You downloaded her because she looked like a genetic female right? That means you were attracted to her femininity.

You're not gay, don't worry.

aa2239
03-15-2009, 02:59 PM
Hi Phenom, I have to say, your story reminds me so much of how I first came to like shemales... I mistook a goreous shemale porn actress for a woman, started watching the movie, and soon saw that she had a penis.... but kept watching, because she was so sexy lol. I guess one thing led to another, and here I am a few years later, a self-confessed shemale addict!

When it comes to definitions and feelings, I prefer to keep things as simple as possible.... I like girls, but I also like shemales. To most people, that makes me bisexual... fine. I don't feel guilty or awkward about liking what I like, because I do what I do as a consenting adult, and with other consenting adults. It's my life, it's my business, i divulge what i want to who I want, when I want. That's it.

I hope that makes some sense lol!

CuriousMattUK
03-15-2009, 05:53 PM
This is my first time posting here, and to be honest, i've been very confused for the past few days.

I have never had feelings for anyone else but a typical female. A few days ago i downloaded some porn with Bianca Freire, mistaking her for a typical girl in the screenshots (i mean, wow she is gorgeous), and it was the most aroused i've been in years. I think about her just during various times over the course of the day and can't help myself from feeling giddy.

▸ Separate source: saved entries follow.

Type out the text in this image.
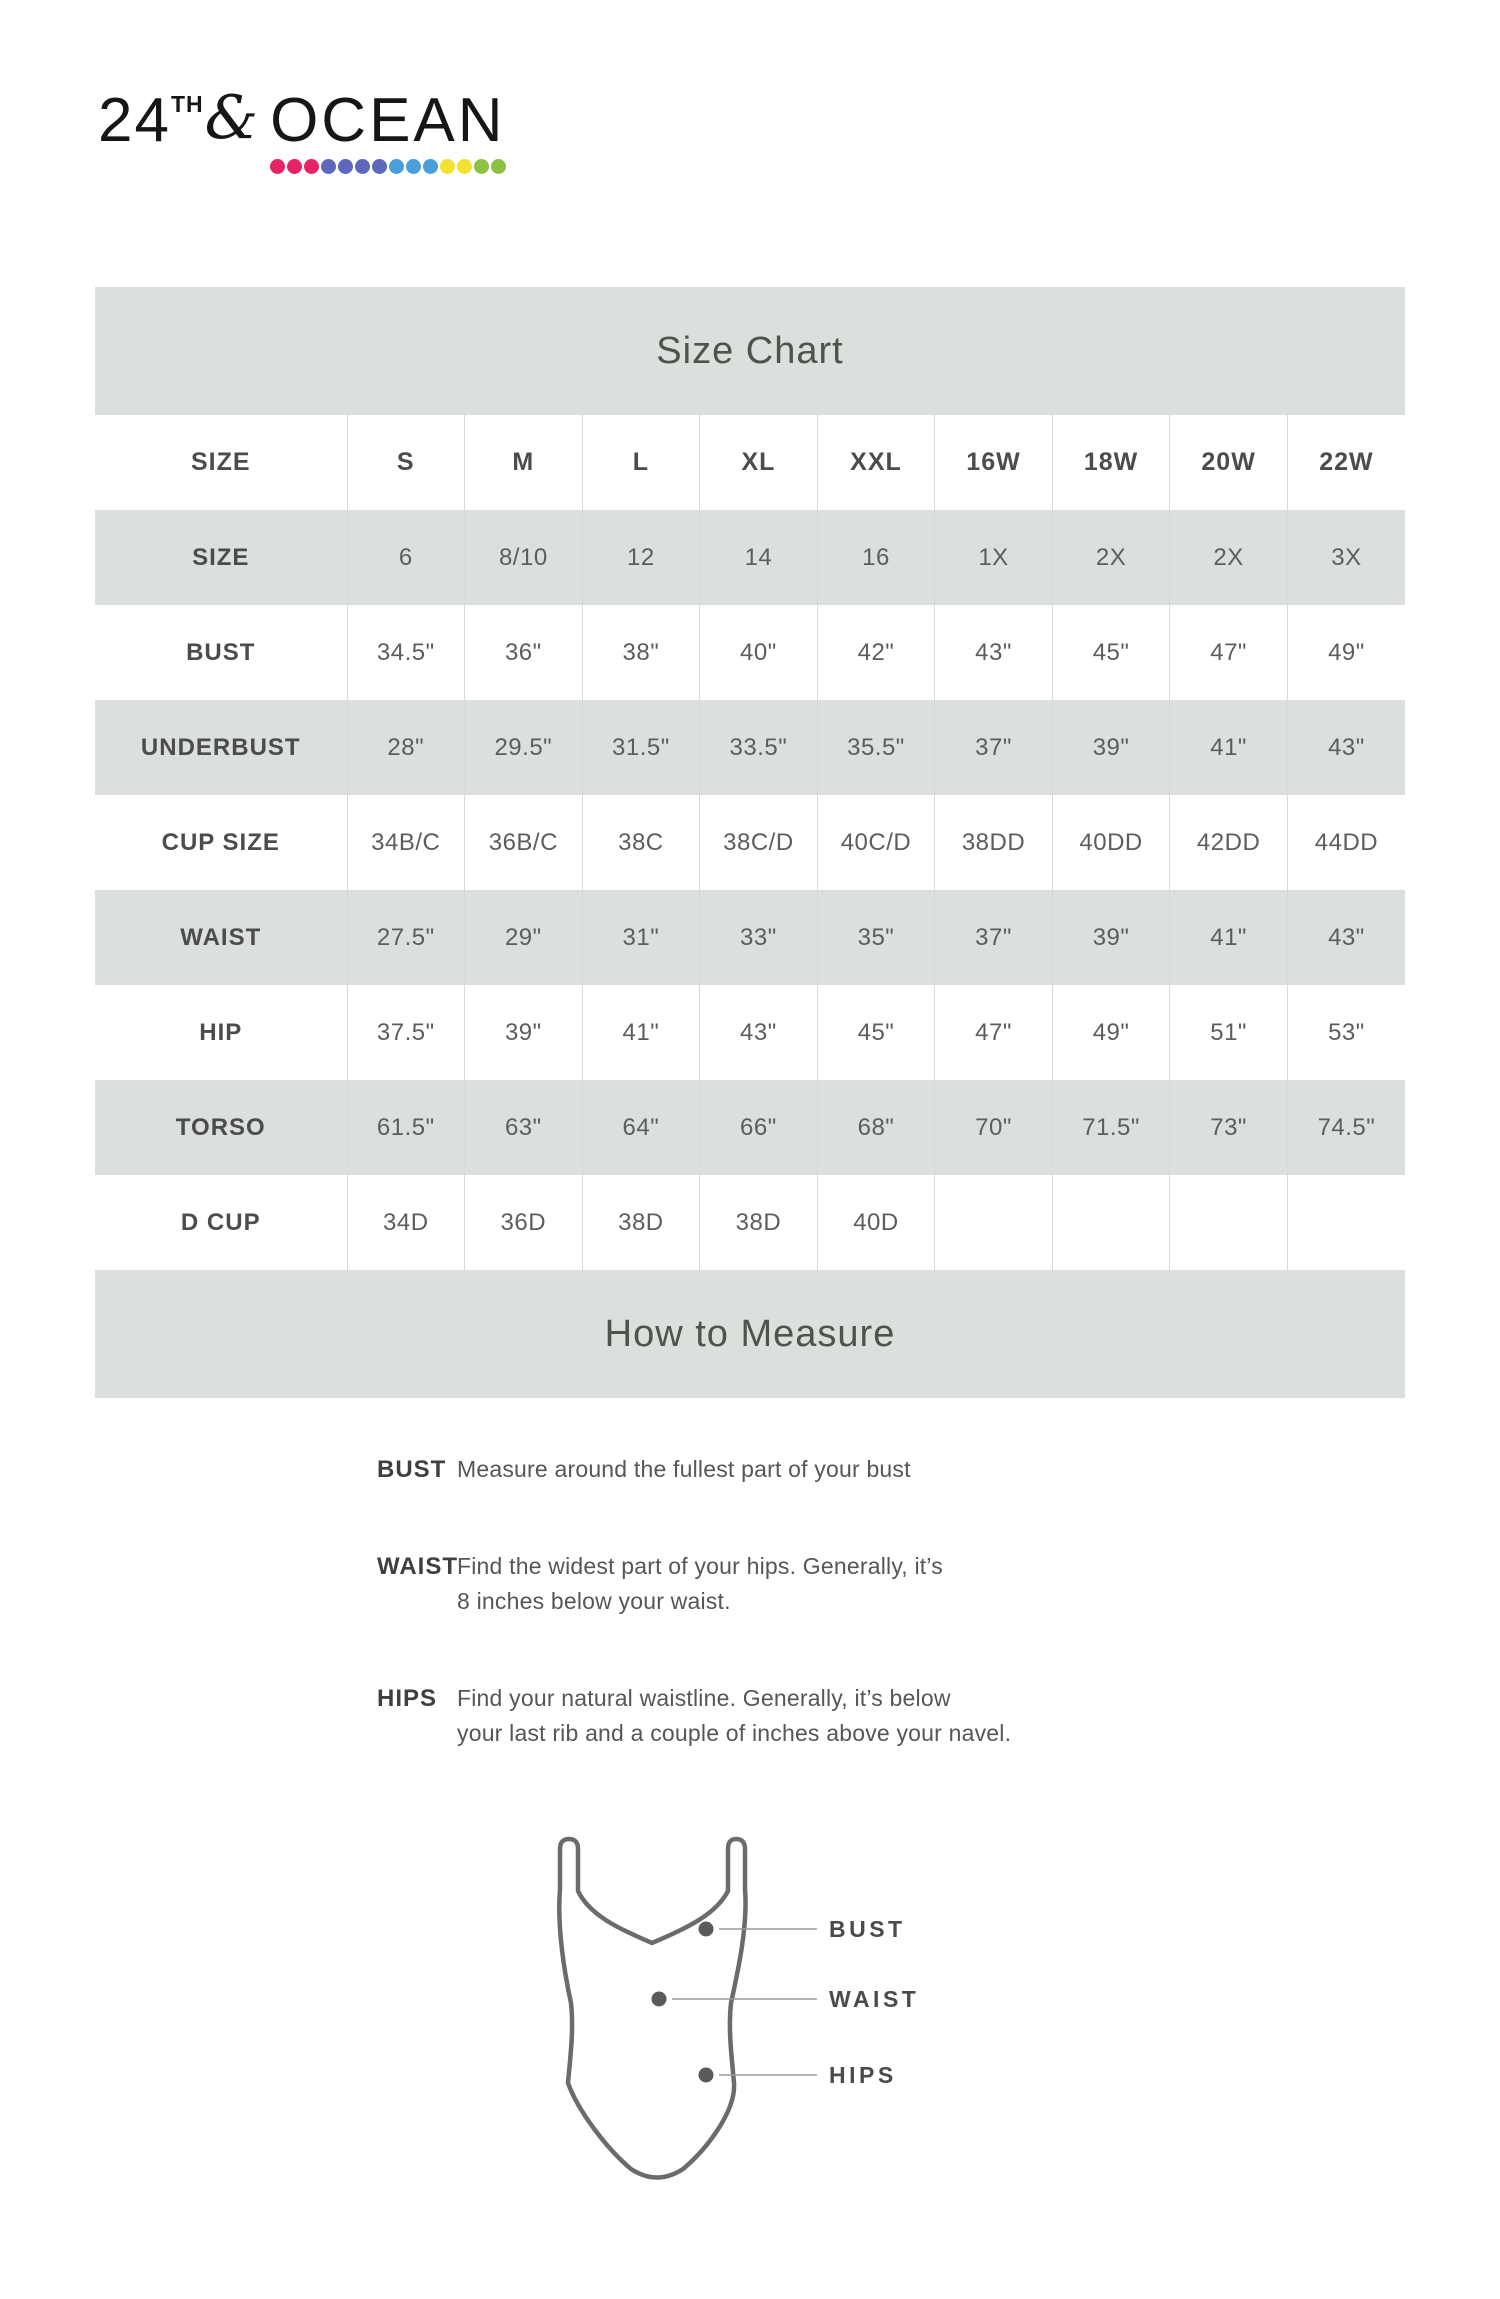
24 TH & OCEAN
Size Chart
SIZE	S	M	L	XL	XXL	16W	18W	20W	22W
SIZE	6	8/10	12	14	16	1X	2X	2X	3X
BUST	34.5"	36"	38"	40"	42"	43"	45"	47"	49"
UNDERBUST	28"	29.5"	31.5"	33.5"	35.5"	37"	39"	41"	43"
CUP SIZE	34B/C	36B/C	38C	38C/D	40C/D	38DD	40DD	42DD	44DD
WAIST	27.5"	29"	31"	33"	35"	37"	39"	41"	43"
HIP	37.5"	39"	41"	43"	45"	47"	49"	51"	53"
TORSO	61.5"	63"	64"	66"	68"	70"	71.5"	73"	74.5"
D CUP	34D	36D	38D	38D	40D				
How to Measure
BUST Measure around the fullest part of your bust
WAIST Find the widest part of your hips. Generally, it’s
8 inches below your waist.
HIPS Find your natural waistline. Generally, it’s below
your last rib and a couple of inches above your navel.
BUST
WAIST
HIPS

Now I don't know what to think. I guess we live in a society that expects clean definitions. But these definitions are almost impossible to define for most things, and I'm just now learning that it is the same for my sexuality. Falling in love with someone with a dick is becoming all the more feasible to me now. I haven't had very good luck in relationships, and i'm beginning to wonder if being in one with a feminine male would be more beneficial for me?

Does anyone have any thoughts on their transitionary periods, if they've had them? I would appreciate any input, i've been looking around the site and you all seem very nice.

Thanks,
-Phenom

I can totally identify with this. I haven't been thinking about t-girls lots during the day and letting those thoughts distract me but watching t-girl porn gets me more aroused than watching any other porn.